I've been thinking a lot about what my future holds. I mean what am I going to do with my life, and how am I going to accomplish it? I think it is fairly obvious that I like to write, but how best to use this passion? By now, it is blatantly obvious that I have more questions than answers.
And so I come to a crossroads. One path leads where I and others have tread so far, the other down a new lane that remains to be seen. So similar to Frost's poem, that I need to take heed to his sage advice. I need to understand that my dreams and aspirations are always obtainable. That this road less travelled that I am contemplating, may indeed be arduous and rough, but that that may be its greatest virtue.

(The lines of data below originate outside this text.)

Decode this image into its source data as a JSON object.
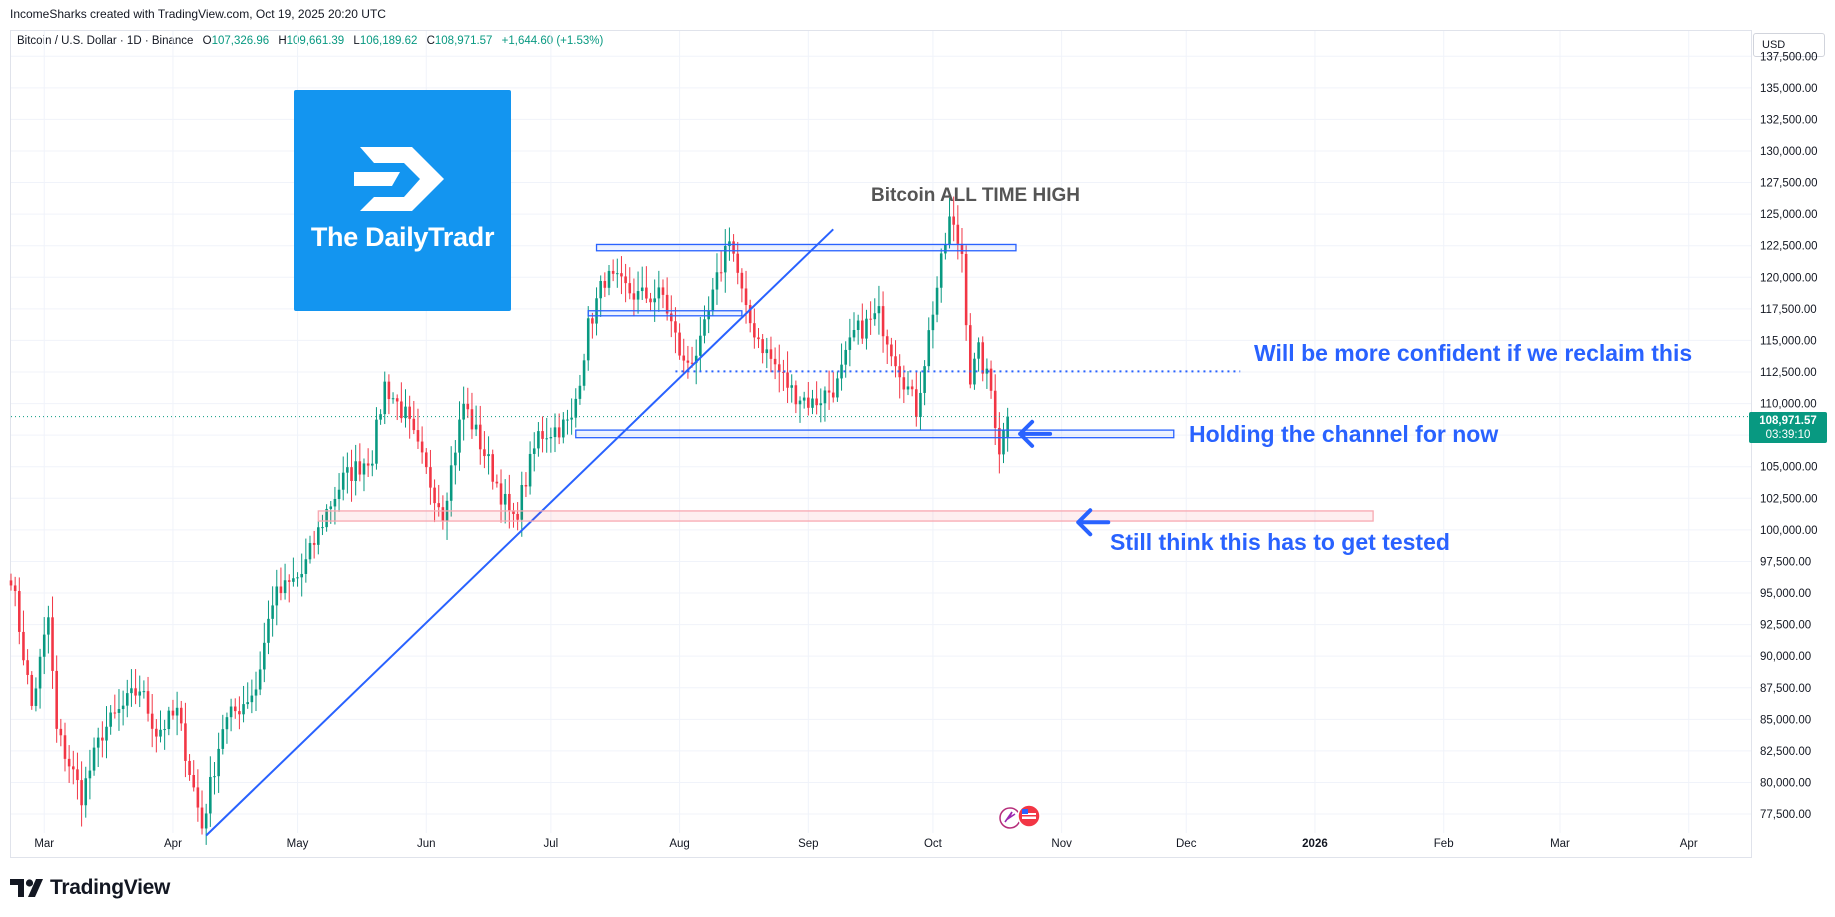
{
  "header": {
    "credit": "IncomeSharks created with TradingView.com, Oct 19, 2025 20:20 UTC",
    "symbol": "Bitcoin / U.S. Dollar · 1D · Binance",
    "open_label": "O",
    "open": "107,326.96",
    "high_label": "H",
    "high": "109,661.39",
    "low_label": "L",
    "low": "106,189.62",
    "close_label": "C",
    "close": "108,971.57",
    "change": "+1,644.60 (+1.53%)"
  },
  "currency": "USD",
  "logo": {
    "text": "The DailyTradr"
  },
  "price_tag": {
    "price": "108,971.57",
    "countdown": "03:39:10"
  },
  "annotations": {
    "ath": "Bitcoin ALL TIME HIGH",
    "reclaim": "Will be more confident if we reclaim this",
    "channel": "Holding the channel for now",
    "tested": "Still think this has to get tested"
  },
  "footer": {
    "brand": "TradingView"
  },
  "colors": {
    "up": "#089981",
    "down": "#f23645",
    "accent": "#2962ff",
    "support": "#f7a8b1"
  },
  "chart_data": {
    "type": "candlestick",
    "title": "Bitcoin / U.S. Dollar · 1D · Binance",
    "ylim": [
      76000,
      139500
    ],
    "yticks": [
      77500,
      80000,
      82500,
      85000,
      87500,
      90000,
      92500,
      95000,
      97500,
      100000,
      102500,
      105000,
      107500,
      110000,
      112500,
      115000,
      117500,
      120000,
      122500,
      125000,
      127500,
      130000,
      132500,
      135000,
      137500
    ],
    "ytick_labels": [
      "77,500.00",
      "80,000.00",
      "82,500.00",
      "85,000.00",
      "87,500.00",
      "90,000.00",
      "92,500.00",
      "95,000.00",
      "97,500.00",
      "100,000.00",
      "102,500.00",
      "105,000.00",
      "107,500.00",
      "110,000.00",
      "112,500.00",
      "115,000.00",
      "117,500.00",
      "120,000.00",
      "122,500.00",
      "125,000.00",
      "127,500.00",
      "130,000.00",
      "132,500.00",
      "135,000.00",
      "137,500.00"
    ],
    "xlim": [
      "2025-02-21",
      "2026-04-16"
    ],
    "xticks": [
      {
        "date": "2025-03-01",
        "label": "Mar"
      },
      {
        "date": "2025-04-01",
        "label": "Apr"
      },
      {
        "date": "2025-05-01",
        "label": "May"
      },
      {
        "date": "2025-06-01",
        "label": "Jun"
      },
      {
        "date": "2025-07-01",
        "label": "Jul"
      },
      {
        "date": "2025-08-01",
        "label": "Aug"
      },
      {
        "date": "2025-09-01",
        "label": "Sep"
      },
      {
        "date": "2025-10-01",
        "label": "Oct"
      },
      {
        "date": "2025-11-01",
        "label": "Nov"
      },
      {
        "date": "2025-12-01",
        "label": "Dec"
      },
      {
        "date": "2026-01-01",
        "label": "2026"
      },
      {
        "date": "2026-02-01",
        "label": "Feb"
      },
      {
        "date": "2026-03-01",
        "label": "Mar"
      },
      {
        "date": "2026-04-01",
        "label": "Apr"
      }
    ],
    "grid": true,
    "last_price": 108971.57,
    "series_knots": [
      [
        "2025-02-21",
        96500
      ],
      [
        "2025-02-26",
        86000
      ],
      [
        "2025-03-02",
        93000
      ],
      [
        "2025-03-04",
        84000
      ],
      [
        "2025-03-10",
        79000
      ],
      [
        "2025-03-15",
        84000
      ],
      [
        "2025-03-24",
        87500
      ],
      [
        "2025-03-28",
        84000
      ],
      [
        "2025-04-02",
        85500
      ],
      [
        "2025-04-08",
        76500
      ],
      [
        "2025-04-13",
        84500
      ],
      [
        "2025-04-21",
        87500
      ],
      [
        "2025-04-25",
        94500
      ],
      [
        "2025-05-02",
        96500
      ],
      [
        "2025-05-08",
        101500
      ],
      [
        "2025-05-12",
        104000
      ],
      [
        "2025-05-19",
        106000
      ],
      [
        "2025-05-22",
        111500
      ],
      [
        "2025-05-27",
        109000
      ],
      [
        "2025-06-01",
        104500
      ],
      [
        "2025-06-05",
        101500
      ],
      [
        "2025-06-10",
        110000
      ],
      [
        "2025-06-17",
        104500
      ],
      [
        "2025-06-22",
        100500
      ],
      [
        "2025-06-28",
        107500
      ],
      [
        "2025-07-06",
        108500
      ],
      [
        "2025-07-10",
        116000
      ],
      [
        "2025-07-14",
        120000
      ],
      [
        "2025-07-22",
        118500
      ],
      [
        "2025-07-28",
        118500
      ],
      [
        "2025-08-02",
        113000
      ],
      [
        "2025-08-06",
        114500
      ],
      [
        "2025-08-13",
        123500
      ],
      [
        "2025-08-17",
        117000
      ],
      [
        "2025-08-22",
        114000
      ],
      [
        "2025-08-28",
        111000
      ],
      [
        "2025-09-02",
        110000
      ],
      [
        "2025-09-08",
        111500
      ],
      [
        "2025-09-12",
        115500
      ],
      [
        "2025-09-18",
        117000
      ],
      [
        "2025-09-24",
        112000
      ],
      [
        "2025-09-27",
        109500
      ],
      [
        "2025-10-01",
        117500
      ],
      [
        "2025-10-05",
        124500
      ],
      [
        "2025-10-08",
        122000
      ],
      [
        "2025-10-10",
        112000
      ],
      [
        "2025-10-12",
        114000
      ],
      [
        "2025-10-15",
        111000
      ],
      [
        "2025-10-17",
        106500
      ],
      [
        "2025-10-19",
        108972
      ]
    ],
    "drawings": [
      {
        "kind": "trendline",
        "from": [
          "2025-04-09",
          75800
        ],
        "to": [
          "2025-09-07",
          123800
        ]
      },
      {
        "kind": "box",
        "label": "resistance",
        "from": [
          "2025-07-12",
          122600
        ],
        "to": [
          "2025-10-21",
          122100
        ]
      },
      {
        "kind": "box",
        "label": "range",
        "from": [
          "2025-07-10",
          117350
        ],
        "to": [
          "2025-08-16",
          116950
        ]
      },
      {
        "kind": "box",
        "label": "channel",
        "from": [
          "2025-07-07",
          107900
        ],
        "to": [
          "2025-11-28",
          107300
        ]
      },
      {
        "kind": "box",
        "label": "support",
        "from": [
          "2025-05-06",
          101500
        ],
        "to": [
          "2026-01-15",
          100700
        ]
      },
      {
        "kind": "dotted",
        "from": [
          "2025-07-31",
          112550
        ],
        "to": [
          "2025-12-14",
          112550
        ]
      },
      {
        "kind": "arrow",
        "at": [
          "2025-10-22",
          107600
        ]
      },
      {
        "kind": "arrow",
        "at": [
          "2025-11-05",
          100600
        ]
      }
    ]
  }
}
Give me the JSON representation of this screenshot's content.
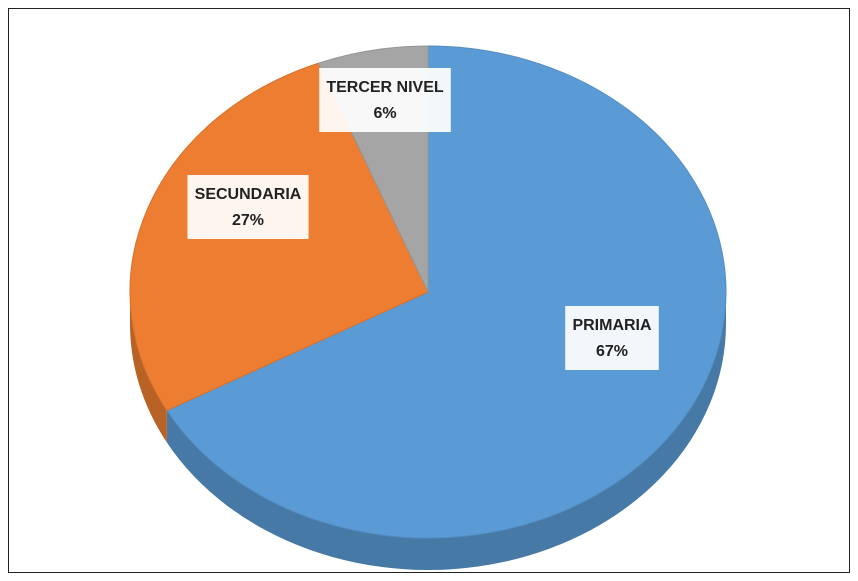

What of the road I was on before? That road seems to be one of complacency. I am too naturally complacent and apathetic. It is most definitely a character trait I wish to rid myself of. But, in resisting any change, I find a comforting. I will have to move outside of that comfort zone to get anywhere.
What I lack is a firm goal. Goals are wonderful things. When you have one, it makes it easier to find your way; otherwise, you are just swimming in circles. My goal should be to find the right university, apply my best efforts and get in to finish my education. That is what my focus will be on the next few months, without distraction. Only politics will make it into the field of vision.
Why politics? Because politics is my life. That is why I want to go to college, despite my extreme aversion to institutionalized education. To become a great political expert and, one day, a great presidential speechwriter.
But that road lies on this wild and wooly path to one side. A good university, maybe law school and hard work. Perhaps, I will look back and decide that made all the difference.